To find critical points (if any) in the interior of $D$, set $f_x(x,y)=y^2(4-2x-y)$ and $f_y(x,y)=xy(8-2x-3y)$ equal to $0$, and assume that $x>0,y>0,$ and $x+y<6$. Since $x,y\neq 0$ and $$y^2(4-2x-y)=0\\xy(8-2x-3y)=0,$$ it follows that $$4-2x-y=0\\8-2x-3y=0.$$ Solving this system for $y$ yields $y=2$, and back-substitution tells us that $x=1$. Indeed, $x+y=3<6$ and $x,y>0$, so this critical point is in the interior of $D$.

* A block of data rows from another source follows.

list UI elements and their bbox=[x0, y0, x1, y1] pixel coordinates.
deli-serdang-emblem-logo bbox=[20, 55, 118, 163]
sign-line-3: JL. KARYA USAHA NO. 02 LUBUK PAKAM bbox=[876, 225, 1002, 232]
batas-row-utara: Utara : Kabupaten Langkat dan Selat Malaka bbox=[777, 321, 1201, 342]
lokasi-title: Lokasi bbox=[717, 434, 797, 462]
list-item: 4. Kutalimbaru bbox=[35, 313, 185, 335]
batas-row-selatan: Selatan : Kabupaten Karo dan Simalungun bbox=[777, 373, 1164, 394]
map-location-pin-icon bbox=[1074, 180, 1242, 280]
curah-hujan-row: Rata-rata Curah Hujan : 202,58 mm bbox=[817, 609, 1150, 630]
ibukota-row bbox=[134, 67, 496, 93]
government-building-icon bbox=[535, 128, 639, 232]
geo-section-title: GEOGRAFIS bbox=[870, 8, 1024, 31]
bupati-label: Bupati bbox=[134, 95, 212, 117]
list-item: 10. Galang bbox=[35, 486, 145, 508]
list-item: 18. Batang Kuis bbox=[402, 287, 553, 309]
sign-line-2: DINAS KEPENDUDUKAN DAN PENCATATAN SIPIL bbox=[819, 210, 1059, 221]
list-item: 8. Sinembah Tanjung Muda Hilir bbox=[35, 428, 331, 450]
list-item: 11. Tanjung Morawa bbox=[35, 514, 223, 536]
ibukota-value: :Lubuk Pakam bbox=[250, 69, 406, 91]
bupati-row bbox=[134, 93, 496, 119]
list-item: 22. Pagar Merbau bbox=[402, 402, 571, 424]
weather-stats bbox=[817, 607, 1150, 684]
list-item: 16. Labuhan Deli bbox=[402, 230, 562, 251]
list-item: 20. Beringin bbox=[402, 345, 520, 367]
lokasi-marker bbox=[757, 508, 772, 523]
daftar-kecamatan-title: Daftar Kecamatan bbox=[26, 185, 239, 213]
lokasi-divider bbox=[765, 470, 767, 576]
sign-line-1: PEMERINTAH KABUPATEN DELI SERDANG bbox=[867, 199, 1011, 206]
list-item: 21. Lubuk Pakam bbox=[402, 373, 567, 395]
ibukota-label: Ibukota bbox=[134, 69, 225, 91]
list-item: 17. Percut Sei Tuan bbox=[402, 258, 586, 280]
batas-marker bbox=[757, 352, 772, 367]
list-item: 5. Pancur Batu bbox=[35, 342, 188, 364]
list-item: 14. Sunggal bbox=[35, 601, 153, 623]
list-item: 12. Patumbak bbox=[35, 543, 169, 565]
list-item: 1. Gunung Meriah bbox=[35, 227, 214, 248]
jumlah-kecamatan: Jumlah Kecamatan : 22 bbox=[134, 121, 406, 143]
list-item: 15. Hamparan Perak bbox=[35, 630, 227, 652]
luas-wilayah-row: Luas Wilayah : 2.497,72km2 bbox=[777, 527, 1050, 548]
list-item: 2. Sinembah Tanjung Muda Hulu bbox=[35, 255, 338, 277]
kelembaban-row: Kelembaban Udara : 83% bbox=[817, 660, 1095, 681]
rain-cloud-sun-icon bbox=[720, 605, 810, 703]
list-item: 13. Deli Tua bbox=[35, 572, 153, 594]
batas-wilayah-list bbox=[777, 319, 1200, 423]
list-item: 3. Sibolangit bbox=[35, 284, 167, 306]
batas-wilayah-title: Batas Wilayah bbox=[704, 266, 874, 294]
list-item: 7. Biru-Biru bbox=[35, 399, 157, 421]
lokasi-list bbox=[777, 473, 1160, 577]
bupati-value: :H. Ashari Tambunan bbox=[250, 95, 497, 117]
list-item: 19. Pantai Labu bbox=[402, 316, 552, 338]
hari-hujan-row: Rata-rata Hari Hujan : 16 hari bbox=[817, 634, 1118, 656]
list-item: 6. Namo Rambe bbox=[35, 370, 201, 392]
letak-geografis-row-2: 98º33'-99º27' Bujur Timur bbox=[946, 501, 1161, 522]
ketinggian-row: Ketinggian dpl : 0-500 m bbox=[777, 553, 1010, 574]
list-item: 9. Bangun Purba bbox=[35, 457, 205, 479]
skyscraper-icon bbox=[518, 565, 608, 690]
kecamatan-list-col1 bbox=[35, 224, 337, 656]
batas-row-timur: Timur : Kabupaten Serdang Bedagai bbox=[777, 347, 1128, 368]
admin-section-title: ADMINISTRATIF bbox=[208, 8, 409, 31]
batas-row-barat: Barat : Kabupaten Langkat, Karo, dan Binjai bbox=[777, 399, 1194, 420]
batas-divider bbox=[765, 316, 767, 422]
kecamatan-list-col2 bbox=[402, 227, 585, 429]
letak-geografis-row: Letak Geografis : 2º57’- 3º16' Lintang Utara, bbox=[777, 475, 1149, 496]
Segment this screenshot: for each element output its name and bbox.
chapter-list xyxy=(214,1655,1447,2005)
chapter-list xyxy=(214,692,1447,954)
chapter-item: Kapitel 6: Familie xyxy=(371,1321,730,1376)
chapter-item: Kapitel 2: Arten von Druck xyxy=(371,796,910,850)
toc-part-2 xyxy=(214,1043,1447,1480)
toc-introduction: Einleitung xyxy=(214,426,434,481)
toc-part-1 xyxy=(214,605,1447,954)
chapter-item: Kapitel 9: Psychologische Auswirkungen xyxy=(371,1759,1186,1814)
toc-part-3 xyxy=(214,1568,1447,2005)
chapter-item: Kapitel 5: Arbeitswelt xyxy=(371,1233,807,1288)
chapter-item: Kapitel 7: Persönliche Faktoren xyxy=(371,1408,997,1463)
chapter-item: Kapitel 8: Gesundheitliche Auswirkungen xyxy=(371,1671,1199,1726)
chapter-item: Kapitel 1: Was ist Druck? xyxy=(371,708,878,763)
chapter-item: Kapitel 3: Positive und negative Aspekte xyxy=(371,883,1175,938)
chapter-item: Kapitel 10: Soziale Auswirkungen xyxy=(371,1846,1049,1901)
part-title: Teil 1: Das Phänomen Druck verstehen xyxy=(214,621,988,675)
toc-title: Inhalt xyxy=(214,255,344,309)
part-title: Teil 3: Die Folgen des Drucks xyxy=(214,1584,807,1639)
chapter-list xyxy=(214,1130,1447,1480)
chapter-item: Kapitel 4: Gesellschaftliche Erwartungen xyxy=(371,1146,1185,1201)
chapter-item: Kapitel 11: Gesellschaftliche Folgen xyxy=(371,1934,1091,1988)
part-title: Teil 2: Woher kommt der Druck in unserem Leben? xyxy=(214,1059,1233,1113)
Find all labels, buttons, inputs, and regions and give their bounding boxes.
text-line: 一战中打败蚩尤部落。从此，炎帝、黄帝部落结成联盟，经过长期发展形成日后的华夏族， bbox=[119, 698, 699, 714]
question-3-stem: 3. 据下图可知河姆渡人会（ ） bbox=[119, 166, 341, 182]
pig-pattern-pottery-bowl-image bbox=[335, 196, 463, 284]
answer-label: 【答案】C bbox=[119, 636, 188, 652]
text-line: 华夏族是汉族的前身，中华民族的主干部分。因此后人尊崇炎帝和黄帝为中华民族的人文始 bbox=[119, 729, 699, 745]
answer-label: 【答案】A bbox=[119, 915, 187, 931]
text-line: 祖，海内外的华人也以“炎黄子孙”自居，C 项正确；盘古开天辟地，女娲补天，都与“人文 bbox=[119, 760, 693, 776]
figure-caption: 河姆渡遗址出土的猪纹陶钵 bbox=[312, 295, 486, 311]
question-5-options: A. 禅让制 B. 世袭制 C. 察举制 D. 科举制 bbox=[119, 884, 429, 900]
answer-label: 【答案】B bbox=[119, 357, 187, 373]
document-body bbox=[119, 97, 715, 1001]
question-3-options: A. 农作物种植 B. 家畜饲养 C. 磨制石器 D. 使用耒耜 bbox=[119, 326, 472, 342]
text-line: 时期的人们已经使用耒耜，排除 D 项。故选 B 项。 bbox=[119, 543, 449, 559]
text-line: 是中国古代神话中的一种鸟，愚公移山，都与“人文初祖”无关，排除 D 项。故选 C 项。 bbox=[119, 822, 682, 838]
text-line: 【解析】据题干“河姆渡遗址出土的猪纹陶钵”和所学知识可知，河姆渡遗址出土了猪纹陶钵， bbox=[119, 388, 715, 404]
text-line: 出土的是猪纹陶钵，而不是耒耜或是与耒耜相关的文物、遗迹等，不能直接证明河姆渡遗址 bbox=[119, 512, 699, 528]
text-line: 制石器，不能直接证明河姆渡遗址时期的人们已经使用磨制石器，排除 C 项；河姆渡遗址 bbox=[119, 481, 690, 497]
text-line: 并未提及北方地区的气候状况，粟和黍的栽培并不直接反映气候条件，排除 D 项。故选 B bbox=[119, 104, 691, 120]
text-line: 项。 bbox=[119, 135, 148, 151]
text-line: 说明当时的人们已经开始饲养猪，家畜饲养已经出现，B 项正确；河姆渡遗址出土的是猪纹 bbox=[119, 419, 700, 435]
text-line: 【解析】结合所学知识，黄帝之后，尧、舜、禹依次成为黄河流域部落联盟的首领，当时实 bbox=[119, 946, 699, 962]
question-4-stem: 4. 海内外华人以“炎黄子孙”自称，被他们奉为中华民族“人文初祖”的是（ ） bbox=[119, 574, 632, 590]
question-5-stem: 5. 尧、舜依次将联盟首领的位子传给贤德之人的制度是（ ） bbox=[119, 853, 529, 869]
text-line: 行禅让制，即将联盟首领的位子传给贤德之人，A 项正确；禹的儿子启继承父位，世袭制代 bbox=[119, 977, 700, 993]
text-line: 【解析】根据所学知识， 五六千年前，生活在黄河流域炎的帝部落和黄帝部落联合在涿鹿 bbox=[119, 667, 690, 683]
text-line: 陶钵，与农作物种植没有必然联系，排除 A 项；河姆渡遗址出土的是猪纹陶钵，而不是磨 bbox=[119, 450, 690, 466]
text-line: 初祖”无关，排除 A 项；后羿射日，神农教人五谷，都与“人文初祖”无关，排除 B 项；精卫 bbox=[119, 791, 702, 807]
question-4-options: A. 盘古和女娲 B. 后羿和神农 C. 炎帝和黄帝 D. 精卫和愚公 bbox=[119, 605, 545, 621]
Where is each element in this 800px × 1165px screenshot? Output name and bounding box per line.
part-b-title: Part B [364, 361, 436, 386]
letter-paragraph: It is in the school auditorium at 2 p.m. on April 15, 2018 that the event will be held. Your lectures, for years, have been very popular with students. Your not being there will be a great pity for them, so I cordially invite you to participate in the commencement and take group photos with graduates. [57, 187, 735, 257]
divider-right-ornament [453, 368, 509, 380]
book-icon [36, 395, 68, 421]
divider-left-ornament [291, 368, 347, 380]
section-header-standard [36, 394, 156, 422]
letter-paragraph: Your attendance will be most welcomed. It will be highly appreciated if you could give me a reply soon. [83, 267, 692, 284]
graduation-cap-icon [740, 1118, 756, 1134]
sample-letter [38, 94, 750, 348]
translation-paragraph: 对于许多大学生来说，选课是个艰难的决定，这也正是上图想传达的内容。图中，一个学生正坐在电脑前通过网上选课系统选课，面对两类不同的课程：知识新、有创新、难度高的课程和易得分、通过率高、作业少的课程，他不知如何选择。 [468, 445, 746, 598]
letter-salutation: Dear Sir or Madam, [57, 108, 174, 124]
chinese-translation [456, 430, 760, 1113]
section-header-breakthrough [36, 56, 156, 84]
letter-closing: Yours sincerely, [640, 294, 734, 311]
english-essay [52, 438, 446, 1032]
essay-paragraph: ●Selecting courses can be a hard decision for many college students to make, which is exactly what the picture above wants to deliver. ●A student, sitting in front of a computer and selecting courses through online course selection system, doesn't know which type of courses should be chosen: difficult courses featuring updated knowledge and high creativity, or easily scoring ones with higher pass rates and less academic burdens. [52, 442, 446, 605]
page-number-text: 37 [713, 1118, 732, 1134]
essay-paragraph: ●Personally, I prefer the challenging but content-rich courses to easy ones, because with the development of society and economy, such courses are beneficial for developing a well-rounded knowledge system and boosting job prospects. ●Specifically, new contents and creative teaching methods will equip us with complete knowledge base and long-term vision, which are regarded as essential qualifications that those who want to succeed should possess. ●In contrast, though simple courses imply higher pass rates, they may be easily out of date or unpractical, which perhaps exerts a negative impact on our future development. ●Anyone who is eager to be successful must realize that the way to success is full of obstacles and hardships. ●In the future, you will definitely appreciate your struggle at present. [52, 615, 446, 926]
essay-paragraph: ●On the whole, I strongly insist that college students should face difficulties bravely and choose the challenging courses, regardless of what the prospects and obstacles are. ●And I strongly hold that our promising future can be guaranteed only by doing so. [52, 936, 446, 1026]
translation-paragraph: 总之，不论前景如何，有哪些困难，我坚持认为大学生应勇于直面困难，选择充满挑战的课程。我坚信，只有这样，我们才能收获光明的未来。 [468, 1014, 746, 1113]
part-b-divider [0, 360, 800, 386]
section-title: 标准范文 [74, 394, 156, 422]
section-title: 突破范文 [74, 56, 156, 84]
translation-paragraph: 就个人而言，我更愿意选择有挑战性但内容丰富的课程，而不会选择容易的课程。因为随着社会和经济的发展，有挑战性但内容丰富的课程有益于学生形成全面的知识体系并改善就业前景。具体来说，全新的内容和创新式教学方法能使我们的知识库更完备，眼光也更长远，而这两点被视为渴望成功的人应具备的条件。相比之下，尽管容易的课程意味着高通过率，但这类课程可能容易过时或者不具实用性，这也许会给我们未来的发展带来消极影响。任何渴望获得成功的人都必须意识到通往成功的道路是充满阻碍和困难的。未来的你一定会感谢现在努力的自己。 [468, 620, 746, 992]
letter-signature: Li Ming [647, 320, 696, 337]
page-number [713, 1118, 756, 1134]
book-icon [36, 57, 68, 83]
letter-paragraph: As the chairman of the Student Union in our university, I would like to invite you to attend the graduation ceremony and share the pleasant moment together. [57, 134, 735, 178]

You've seen that $f(0,6)=f(6,0)=f(0,0)=0$, so it remains to check the boundary curves of $D$. On the lines $x=0$ and $y=0$, $f$ is constantly zero. All that's left is to check along the line $y=6-x$ for $0<x<6$. We do this by letting $$\begin{align}g(x) &:= f(x,6-x)\\ &= 4x(6-x)^2-x^2(6-x)^2-x(6-x)^3\\ &= (4x-x^2)(6-x)^2-(6x-x^2)(6-x)^2\\ &= -2x(6-x)^2.\end{align}$$ Then we check for critical points of $g$ by setting $g'(x)=0$ and looking for solutions with $0<x<6$. You should find such an $x$, and then you will also need to check $(x,6-x)$ as a potential location for the global max or min of $f$.
A: You need to determine the extrema on the boundary, the extrema on the critical points of the boundary and the extrema of the interior.